Quantitative reflection contrast microscopy of living cells.

Abstract

Mammalian cells in culture ([baby hamster kidney] BHK-21, [rat kangaroo kidney], Friend [mouse leukemia] human glia and glioma cells) were observed by reflection contrast microscopy. Images of cells photographed at 2 different wavelengths (546 and 436 nm) or at 2 different angles of incidence allowed discrimination between reflected light and light that was both reflected and modulated by interference. Interference is involved when a change in reflected intensity (relative to glass/medium background reflected intensity) occurs on changing either the illumination wavelength or the reflection incidence angle. In cases where interference occurs, refractive indices can be determined at points where the optical path difference is known, by solving the given interference equation.

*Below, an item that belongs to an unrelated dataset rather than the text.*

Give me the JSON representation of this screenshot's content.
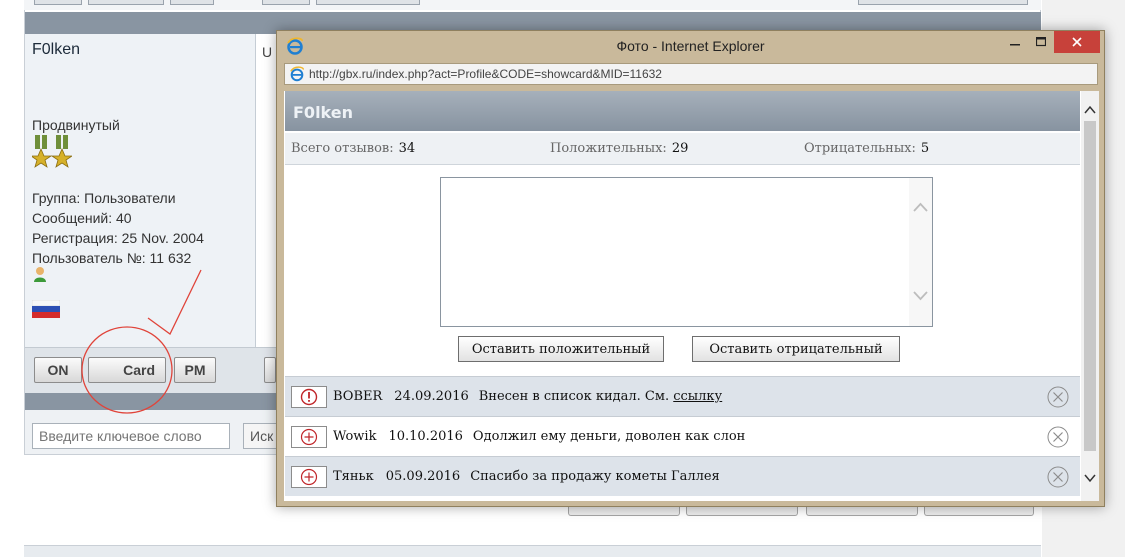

Where cells are at least 50 nm distant from the glass substrate, intensities are influenced by that distance and by the light''s angle of incidence and wavelength. The reflected intensity at the glass/medium interface is used as a standard in calculating the refractive index of the cortical cytoplasm. Refractive indices were higher (1.38-1.40) at points of focal contact, where stress fibers terminate, than in areas of close contact (1.354-1.368). In areas of the cortical cytoplasm, between focal contacts, not adherent to the glass substrate, refractive indices between 1.353 and 1.368 were found. This may result from a microfilamentous network within the cortical cytoplasm. Intimate attachment of cells to their substrate is apparently characterized by a lack of an intermediate layer of culture medium.